Calcutta, May 29: The government will avoid a repeat of Singur and Nandigram and be “cautious” while acquiring land for industry, the CPM is said to have resolved behind closed doors after three-day talks ending this week.

The decision taken by CPM general secretary Prakash Karat, chief minister Buddhadeb Bhattacharjee and party state secretary Biman Bose today found an echo in industries minister Nirupam Sen’s words. “The government will acquire land for the (Salim group’s) projects only after a consensus at the grassroots level,” he said in Delhi.

Most CPM leaders at the state committee meeting, which concluded on Monday, identified farmers’ fear of losing their land, following the events of Singur and Nandigram, as one of the most important reasons for the Left’s panchayat poll losses. Bhattacharjee admitted this, too, sources said.
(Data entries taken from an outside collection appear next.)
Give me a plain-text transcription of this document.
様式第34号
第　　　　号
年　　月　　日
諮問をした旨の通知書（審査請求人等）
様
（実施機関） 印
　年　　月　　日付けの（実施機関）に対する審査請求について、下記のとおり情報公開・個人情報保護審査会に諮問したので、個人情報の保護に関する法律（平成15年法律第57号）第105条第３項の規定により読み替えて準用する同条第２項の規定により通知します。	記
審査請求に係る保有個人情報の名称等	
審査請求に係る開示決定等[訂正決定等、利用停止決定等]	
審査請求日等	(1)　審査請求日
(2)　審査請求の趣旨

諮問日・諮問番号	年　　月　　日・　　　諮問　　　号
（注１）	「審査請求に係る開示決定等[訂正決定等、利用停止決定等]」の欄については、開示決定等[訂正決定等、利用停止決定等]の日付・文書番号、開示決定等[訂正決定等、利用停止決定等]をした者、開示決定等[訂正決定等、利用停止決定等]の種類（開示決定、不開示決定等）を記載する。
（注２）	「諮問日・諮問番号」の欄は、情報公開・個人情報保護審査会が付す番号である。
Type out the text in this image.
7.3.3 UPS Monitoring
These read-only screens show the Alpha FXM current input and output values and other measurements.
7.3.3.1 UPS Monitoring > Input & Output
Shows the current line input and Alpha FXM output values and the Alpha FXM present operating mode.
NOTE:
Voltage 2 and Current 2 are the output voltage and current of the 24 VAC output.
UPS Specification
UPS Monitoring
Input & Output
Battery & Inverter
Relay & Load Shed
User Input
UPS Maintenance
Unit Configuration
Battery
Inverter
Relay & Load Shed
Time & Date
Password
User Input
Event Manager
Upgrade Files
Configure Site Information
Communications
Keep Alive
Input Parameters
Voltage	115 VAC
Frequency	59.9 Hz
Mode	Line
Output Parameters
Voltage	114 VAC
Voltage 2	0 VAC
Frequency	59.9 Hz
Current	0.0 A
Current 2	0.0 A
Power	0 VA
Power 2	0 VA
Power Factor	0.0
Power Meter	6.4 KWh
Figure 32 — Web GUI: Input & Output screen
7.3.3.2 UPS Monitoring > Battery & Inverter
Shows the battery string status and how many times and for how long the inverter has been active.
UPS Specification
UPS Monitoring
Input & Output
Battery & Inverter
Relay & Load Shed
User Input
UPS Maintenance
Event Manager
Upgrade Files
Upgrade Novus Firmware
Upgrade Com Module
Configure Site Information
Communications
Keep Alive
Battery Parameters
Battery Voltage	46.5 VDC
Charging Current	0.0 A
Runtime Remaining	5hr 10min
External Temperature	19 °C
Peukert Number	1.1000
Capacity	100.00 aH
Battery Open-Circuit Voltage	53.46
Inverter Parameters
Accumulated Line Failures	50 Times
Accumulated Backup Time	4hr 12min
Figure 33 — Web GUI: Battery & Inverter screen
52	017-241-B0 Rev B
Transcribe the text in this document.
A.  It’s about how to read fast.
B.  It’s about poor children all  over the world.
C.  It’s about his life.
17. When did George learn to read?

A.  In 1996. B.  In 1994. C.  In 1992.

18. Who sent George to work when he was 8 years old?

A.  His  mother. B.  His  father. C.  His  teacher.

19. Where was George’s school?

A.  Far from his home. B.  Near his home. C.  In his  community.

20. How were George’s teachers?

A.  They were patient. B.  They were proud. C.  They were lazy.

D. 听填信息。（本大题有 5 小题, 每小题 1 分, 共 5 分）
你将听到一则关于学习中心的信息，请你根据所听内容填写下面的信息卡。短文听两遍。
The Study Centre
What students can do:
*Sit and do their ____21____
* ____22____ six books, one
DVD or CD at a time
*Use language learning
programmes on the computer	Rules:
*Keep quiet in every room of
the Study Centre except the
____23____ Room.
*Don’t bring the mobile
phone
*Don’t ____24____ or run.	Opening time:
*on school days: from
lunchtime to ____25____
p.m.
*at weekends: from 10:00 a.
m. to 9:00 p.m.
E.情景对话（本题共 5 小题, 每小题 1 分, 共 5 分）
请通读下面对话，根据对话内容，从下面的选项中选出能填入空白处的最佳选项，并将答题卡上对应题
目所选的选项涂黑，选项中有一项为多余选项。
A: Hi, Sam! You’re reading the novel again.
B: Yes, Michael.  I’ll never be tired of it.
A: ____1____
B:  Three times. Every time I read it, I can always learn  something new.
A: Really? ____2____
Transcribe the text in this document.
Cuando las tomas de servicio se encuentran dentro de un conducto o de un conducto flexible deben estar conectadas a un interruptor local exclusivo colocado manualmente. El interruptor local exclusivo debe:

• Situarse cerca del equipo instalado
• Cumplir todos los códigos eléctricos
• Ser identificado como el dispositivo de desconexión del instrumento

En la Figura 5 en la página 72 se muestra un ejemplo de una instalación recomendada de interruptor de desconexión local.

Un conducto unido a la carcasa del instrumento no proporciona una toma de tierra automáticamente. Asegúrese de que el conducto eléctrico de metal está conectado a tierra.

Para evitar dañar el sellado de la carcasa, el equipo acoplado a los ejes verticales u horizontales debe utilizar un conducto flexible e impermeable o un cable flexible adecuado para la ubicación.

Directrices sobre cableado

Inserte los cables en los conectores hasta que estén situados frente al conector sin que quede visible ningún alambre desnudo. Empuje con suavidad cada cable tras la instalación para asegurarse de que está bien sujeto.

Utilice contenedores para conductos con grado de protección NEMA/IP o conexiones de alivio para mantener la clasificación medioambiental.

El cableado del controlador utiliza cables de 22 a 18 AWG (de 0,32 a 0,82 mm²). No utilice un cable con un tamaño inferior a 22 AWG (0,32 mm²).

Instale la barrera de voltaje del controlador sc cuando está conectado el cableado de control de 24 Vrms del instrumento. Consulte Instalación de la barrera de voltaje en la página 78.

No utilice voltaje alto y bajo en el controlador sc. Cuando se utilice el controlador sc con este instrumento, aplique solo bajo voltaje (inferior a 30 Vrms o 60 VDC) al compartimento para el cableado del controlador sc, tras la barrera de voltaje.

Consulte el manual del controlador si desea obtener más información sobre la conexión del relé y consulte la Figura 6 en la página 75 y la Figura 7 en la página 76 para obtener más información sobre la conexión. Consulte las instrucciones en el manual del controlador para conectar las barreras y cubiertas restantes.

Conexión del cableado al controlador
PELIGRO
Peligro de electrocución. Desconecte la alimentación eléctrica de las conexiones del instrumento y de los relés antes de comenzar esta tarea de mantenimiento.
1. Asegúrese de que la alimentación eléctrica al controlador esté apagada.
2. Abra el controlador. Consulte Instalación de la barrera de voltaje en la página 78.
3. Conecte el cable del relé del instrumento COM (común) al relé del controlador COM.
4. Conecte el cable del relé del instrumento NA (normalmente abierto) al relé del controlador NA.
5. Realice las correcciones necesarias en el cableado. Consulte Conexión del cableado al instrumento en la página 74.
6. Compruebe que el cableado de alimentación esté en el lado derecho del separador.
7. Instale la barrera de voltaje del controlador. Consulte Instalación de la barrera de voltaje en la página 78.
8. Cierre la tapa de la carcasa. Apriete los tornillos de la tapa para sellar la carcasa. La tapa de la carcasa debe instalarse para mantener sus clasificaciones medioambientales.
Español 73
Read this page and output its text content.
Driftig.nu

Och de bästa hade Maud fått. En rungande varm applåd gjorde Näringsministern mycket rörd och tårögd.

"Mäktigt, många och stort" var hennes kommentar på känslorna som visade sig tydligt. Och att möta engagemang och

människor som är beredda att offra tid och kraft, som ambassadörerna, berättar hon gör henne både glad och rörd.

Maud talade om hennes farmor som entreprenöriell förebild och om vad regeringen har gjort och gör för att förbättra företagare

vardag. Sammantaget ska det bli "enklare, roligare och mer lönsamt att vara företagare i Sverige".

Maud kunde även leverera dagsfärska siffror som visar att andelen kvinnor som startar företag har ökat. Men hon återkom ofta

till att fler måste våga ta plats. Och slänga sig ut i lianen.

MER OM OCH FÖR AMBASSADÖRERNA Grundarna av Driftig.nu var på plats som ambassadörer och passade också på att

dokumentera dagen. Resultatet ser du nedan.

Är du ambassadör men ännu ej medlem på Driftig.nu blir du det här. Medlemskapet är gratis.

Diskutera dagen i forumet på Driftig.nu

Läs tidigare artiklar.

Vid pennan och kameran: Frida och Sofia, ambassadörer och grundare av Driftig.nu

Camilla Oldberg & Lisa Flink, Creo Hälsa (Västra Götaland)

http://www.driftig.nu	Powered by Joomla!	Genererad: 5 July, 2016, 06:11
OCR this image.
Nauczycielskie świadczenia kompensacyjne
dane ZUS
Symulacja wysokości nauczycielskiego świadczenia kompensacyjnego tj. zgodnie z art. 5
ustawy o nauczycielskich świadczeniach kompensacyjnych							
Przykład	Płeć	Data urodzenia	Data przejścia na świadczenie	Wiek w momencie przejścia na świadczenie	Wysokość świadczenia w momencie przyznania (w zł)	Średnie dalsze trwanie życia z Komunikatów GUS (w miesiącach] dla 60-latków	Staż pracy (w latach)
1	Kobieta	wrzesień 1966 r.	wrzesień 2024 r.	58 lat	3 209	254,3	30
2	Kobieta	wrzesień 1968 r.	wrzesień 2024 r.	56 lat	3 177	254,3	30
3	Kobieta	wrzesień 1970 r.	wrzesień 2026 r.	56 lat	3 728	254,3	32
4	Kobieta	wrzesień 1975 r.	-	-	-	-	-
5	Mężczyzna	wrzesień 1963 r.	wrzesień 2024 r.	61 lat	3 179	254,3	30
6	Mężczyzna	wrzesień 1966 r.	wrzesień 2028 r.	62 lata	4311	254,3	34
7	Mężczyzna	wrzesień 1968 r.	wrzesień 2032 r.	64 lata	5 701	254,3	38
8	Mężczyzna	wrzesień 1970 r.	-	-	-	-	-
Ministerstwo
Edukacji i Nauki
“Farmers feared acquisition of their land even where it was not planned. In Nandigram, people believed the Opposition campaign that we would grab their land after the panchayat polls. We failed to convince the people of the benefits of industrialisation,’’ Bhattacharjee said on Tuesday.

“The Salim projects became a byword for land take-over and the focus of the Opposition’s attack on us. In the panchayat polls, we suffered the most in districts where the Salim group’s projects were supposed to come up. So it will be wise for the leadership to go slow on the Salim projects,’’ a CPM state committee member from South 24-Parganas said.

The message of “consensus building” on land acquisition has become all the more important because of the polls to 13 municipalities, including some in South 24-Parganas, that are scheduled for June 29.

Panchayat minister Surjya Kanta Mishra said: “With three zilla parishads out of our hands and erosion of votes in other districts, we have our concerns about the parliamentary elections also. That’s why we need to act fast.”

Nandigram peace

Nearly 200 Trinamul Congress supporters, who had fled their homes in Nandigram after the panchayat polls, returned tonight after a peace meeting at the local police station.